Despite my support of open data and open science, there are good reasons to have higher restriction levels in UK Biobank*. @KirstieJane gave an incredible talk on OHBM this year about access to UK Biobank and she went through most of those good reasons.

I like citing her because:

  • She saved me the (future) effort of explaining how to access the data :slight_smile:
  • She did it way better than I would have been able to do.
  • She is not directly involved in UK Biobank, so she is not biased.

I hope the talk is available online soon.
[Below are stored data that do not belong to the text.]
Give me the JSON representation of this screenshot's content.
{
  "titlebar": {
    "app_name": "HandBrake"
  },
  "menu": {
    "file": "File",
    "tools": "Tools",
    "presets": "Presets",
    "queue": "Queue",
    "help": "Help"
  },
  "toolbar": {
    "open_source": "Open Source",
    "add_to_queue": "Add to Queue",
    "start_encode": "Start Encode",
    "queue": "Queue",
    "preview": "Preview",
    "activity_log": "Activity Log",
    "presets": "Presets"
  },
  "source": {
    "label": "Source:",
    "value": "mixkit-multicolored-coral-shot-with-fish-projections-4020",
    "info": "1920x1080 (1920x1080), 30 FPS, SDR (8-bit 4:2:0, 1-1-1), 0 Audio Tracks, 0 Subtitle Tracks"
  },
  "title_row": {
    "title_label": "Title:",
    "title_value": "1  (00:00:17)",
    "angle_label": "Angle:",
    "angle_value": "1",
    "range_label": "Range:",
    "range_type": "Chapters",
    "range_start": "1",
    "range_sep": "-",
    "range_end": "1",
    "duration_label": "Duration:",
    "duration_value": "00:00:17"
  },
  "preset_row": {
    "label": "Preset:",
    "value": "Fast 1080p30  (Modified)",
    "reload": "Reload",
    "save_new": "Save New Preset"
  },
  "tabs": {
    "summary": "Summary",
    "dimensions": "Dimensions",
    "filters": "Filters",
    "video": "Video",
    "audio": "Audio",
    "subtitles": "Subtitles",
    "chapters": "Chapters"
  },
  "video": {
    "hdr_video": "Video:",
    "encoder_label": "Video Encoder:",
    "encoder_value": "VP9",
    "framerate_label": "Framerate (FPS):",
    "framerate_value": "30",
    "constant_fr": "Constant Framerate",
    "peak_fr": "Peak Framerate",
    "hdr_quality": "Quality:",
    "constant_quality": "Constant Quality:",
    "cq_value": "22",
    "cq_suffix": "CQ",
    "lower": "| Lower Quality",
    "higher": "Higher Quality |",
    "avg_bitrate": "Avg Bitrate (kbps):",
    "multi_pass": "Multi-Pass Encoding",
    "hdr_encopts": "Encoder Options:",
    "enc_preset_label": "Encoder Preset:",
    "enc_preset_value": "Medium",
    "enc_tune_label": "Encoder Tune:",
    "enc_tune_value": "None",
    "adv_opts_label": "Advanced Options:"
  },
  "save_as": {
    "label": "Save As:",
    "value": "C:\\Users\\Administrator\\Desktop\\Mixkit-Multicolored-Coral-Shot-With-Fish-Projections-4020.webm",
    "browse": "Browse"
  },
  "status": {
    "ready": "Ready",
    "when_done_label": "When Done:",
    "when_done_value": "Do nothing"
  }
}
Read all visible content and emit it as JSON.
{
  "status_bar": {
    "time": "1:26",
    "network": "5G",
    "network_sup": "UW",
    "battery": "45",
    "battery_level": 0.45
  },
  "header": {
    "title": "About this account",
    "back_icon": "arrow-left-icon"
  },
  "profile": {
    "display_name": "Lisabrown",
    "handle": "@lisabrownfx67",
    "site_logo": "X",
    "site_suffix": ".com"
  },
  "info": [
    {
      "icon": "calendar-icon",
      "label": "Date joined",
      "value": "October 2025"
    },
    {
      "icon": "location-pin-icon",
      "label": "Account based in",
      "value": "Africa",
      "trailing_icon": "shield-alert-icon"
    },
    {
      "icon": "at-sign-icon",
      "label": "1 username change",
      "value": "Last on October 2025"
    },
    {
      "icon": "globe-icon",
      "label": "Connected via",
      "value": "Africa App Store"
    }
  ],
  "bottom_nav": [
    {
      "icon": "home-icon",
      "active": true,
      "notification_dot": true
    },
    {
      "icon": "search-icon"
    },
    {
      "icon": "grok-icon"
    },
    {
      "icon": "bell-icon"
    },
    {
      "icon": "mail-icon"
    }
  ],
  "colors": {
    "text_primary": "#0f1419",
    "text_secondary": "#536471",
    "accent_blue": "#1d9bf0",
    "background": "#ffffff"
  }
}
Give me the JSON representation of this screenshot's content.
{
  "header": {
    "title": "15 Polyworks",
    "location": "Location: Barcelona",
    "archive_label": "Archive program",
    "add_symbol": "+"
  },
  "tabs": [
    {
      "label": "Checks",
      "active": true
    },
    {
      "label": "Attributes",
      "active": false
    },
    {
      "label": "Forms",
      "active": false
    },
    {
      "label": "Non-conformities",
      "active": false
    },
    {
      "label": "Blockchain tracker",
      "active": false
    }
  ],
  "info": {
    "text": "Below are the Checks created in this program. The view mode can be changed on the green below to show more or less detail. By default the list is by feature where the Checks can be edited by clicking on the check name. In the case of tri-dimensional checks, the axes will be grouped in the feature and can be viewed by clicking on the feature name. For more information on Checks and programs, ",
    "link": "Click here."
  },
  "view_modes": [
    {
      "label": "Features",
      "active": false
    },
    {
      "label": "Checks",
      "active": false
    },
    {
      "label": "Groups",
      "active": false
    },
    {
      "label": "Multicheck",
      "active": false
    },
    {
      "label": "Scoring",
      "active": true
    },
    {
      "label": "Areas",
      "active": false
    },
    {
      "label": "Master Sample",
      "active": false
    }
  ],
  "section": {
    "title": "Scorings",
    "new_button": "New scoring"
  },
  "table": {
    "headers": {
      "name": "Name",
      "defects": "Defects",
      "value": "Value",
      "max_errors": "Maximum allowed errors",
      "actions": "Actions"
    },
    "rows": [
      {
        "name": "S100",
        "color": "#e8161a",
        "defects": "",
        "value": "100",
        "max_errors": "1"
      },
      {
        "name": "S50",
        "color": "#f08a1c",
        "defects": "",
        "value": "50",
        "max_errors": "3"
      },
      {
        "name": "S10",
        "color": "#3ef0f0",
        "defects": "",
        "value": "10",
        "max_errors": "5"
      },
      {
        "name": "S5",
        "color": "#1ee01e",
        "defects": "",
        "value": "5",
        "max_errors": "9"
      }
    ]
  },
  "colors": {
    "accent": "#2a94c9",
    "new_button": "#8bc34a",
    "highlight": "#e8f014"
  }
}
*There are good reasons. I do not necessary think those reasons are good enough.


#6

Thank you for the endorsement @Fidel! I’m glad you like the talk and I agree it does make sense that it comes from someone not involved in UK Biobank.

Here are the slides if anyone’s looking for them. They aren’t very clear (I don’t write down my notes so you don’t get to hear what I said on any of these slides!) but maybe you’ll get the points :smile_cat:

I think @yarikoptic, @Fidel and I would all agree that it would be GREAT if governments/institutions supported long term data archiving. It’s one of the reasons I’m so excited that the Turing Institute is housed in the British Library! But, at least in the UK, we don’t have these services coordinated for big neuroimaging/biobank projects yet.


#7

My only point was against the idea of having a fee to get rich.

That was my point too, I guess just expressed differently :wink:
And yeah, I saw a photo of Kirstie giving that talk, and will definitely listening to the talk when videos become available. Kudos @KirstieJane


#8

I still think I should have asked the guy for a £50 retainer.